¿Por dónde empezar? Por el principio o por ese final trunco que otra vez se llevó todas las ilusiones de quienes quieren sacar adelante el fútbol de la Liga Sanjuanina. Otra vez, la intolerancia, la polémica y el descontrol terminaron ganando, llevando a que el árbitro Gabriel González suspendiera el partido entre Atenas Pocito y Colón Junior cuando restaban aún 5 minutos por jugar y lo ganaba el Merengue por 2-1.
Pero antes habían pasado demasiadas cosas que quedarán salpicadas por la polémica porque hubo un muy buen primer tiempo en el que Atenas sacó su ventaja y la justificó pero no la pudo estirar y un complemento en el que Colón mostró otra cara y en el que también la inflexibilidad del reglamento terminó destiñendo un juego entre dos legítimos aspirantes a ser los mejores de esta primera rueda del Oficial 2016.
Y claro, hay que empezar por algo básico y es que al reglamento hay que respetarlo y después de que Atenas había abierto el marcador con un excelente anticipo de Juan Castro ante la salida de Luis Mingolla a los 32’ del primer tiempo, en la segunda parte se abrió la polémica cuando después de un centro al área mirasol y de que la jugada saliera en contra para el propio Atenas, el primer asistente Daniel González no dudó nunca de lo que vio y se lo informó al juez principal Gabriel González: agresión de Peralta sobre Mallea.
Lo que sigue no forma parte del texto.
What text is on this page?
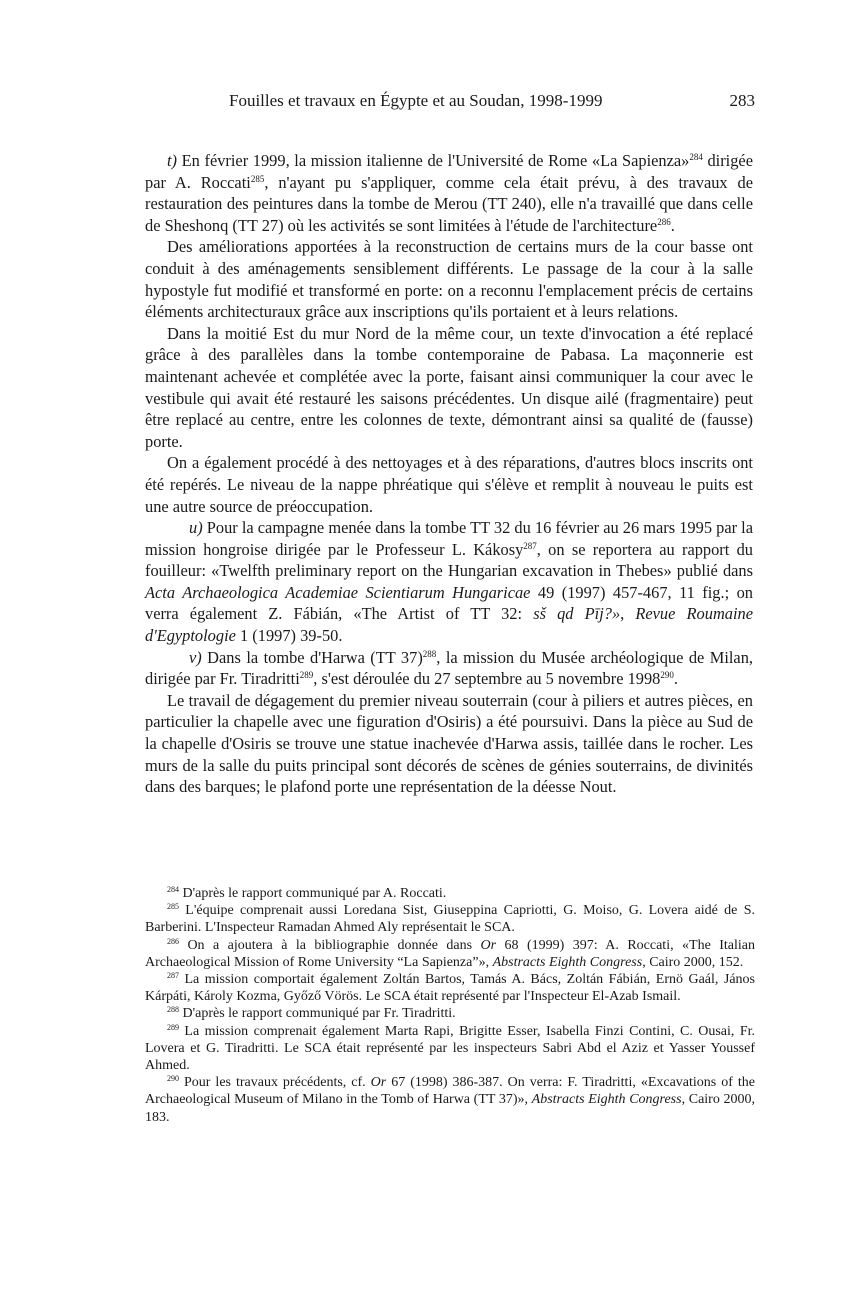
Fouilles et travaux en Égypte et au Soudan, 1998-1999	283

t) En février 1999, la mission italienne de l'Université de Rome «La Sapienza»$^{284}$ dirigée par A. Roccati$^{285}$, n'ayant pu s'appliquer, comme cela était prévu, à des travaux de restauration des peintures dans la tombe de Merou (TT 240), elle n'a travaillé que dans celle de Sheshonq (TT 27) où les activités se sont limitées à l'étude de l'architecture$^{286}$.

Des améliorations apportées à la reconstruction de certains murs de la cour basse ont conduit à des aménagements sensiblement différents. Le passage de la cour à la salle hypostyle fut modifié et transformé en porte: on a reconnu l'emplacement précis de certains éléments architecturaux grâce aux inscriptions qu'ils portaient et à leurs relations.

Dans la moitié Est du mur Nord de la même cour, un texte d'invocation a été replacé grâce à des parallèles dans la tombe contemporaine de Pabasa. La maçonnerie est maintenant achevée et complétée avec la porte, faisant ainsi communiquer la cour avec le vestibule qui avait été restauré les saisons précédentes. Un disque ailé (fragmentaire) peut être replacé au centre, entre les colonnes de texte, démontrant ainsi sa qualité de (fausse) porte.

On a également procédé à des nettoyages et à des réparations, d'autres blocs inscrits ont été repérés. Le niveau de la nappe phréatique qui s'élève et remplit à nouveau le puits est une autre source de préoccupation.

u) Pour la campagne menée dans la tombe TT 32 du 16 février au 26 mars 1995 par la mission hongroise dirigée par le Professeur L. Kákosy$^{287}$, on se reportera au rapport du fouilleur: «Twelfth preliminary report on the Hungarian excavation in Thebes» publié dans Acta Archaeologica Academiae Scientiarum Hungaricae 49 (1997) 457-467, 11 fig.; on verra également Z. Fábián, «The Artist of TT 32: sš qd Pīj?», Revue Roumaine d'Egyptologie 1 (1997) 39-50.

v) Dans la tombe d'Harwa (TT 37)$^{288}$, la mission du Musée archéologique de Milan, dirigée par Fr. Tiradritti$^{289}$, s'est déroulée du 27 septembre au 5 novembre 1998$^{290}$.

Le travail de dégagement du premier niveau souterrain (cour à piliers et autres pièces, en particulier la chapelle avec une figuration d'Osiris) a été poursuivi. Dans la pièce au Sud de la chapelle d'Osiris se trouve une statue inachevée d'Harwa assis, taillée dans le rocher. Les murs de la salle du puits principal sont décorés de scènes de génies souterrains, de divinités dans des barques; le plafond porte une représentation de la déesse Nout.

$^{284}$ D'après le rapport communiqué par A. Roccati.

$^{285}$ L'équipe comprenait aussi Loredana Sist, Giuseppina Capriotti, G. Moiso, G. Lovera aidé de S. Barberini. L'Inspecteur Ramadan Ahmed Aly représentait le SCA.

$^{286}$ On a ajoutera à la bibliographie donnée dans Or 68 (1999) 397: A. Roccati, «The Italian Archaeological Mission of Rome University “La Sapienza”», Abstracts Eighth Congress, Cairo 2000, 152.

$^{287}$ La mission comportait également Zoltán Bartos, Tamás A. Bács, Zoltán Fábián, Ernö Gaál, János Kárpáti, Károly Kozma, Győző Vörös. Le SCA était représenté par l'Inspecteur El-Azab Ismail.

$^{288}$ D'après le rapport communiqué par Fr. Tiradritti.

$^{289}$ La mission comprenait également Marta Rapi, Brigitte Esser, Isabella Finzi Contini, C. Ousai, Fr. Lovera et G. Tiradritti. Le SCA était représenté par les inspecteurs Sabri Abd el Aziz et Yasser Youssef Ahmed.

$^{290}$ Pour les travaux précédents, cf. Or 67 (1998) 386-387. On verra: F. Tiradritti, «Excavations of the Archaeological Museum of Milano in the Tomb of Harwa (TT 37)», Abstracts Eighth Congress, Cairo 2000, 183.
Se demoró, eso sí, pero nunca dudó y el árbitro se respaldó en su asistente para sentenciar penal y expulsar a Peralta en Atenas.
Ahí, nació otro partido porque todo fue polémica. En esos casi 10 minutos de discusiones, se fue expulsado también Zárate en Colón y luego, Jorge Carrizo no dudó para empatar el marcador. Estaban 1-1 y diez contra diez. Atenas entró en zona de descontrol, se desordenó y se fue cargando de faltas en su desesperación por pasar otra vez al frente.
Así, por sumatoria de amarillas perdió primero a Velázquez y después a Puebla, su capitán, en una jugada confusa. Dolió demasiado en La Rinconada la inflexibilidad de González y todo se convirtió en polémica. Así, en ese río revuelto, Colón no perdonó y una aparición sorpresiva de Jorge Carrizo terminó sirviéndole el gol del triunfo al Merengue que en tiempo de descuento hacía pesar su superioridad numérica. Pero no se pudo terminar. Explotó la gente del Mirasol y el juez tuvo que suspenderlo. Una mancha más que ensombreció un panorama que parecía cambiar en San Juan.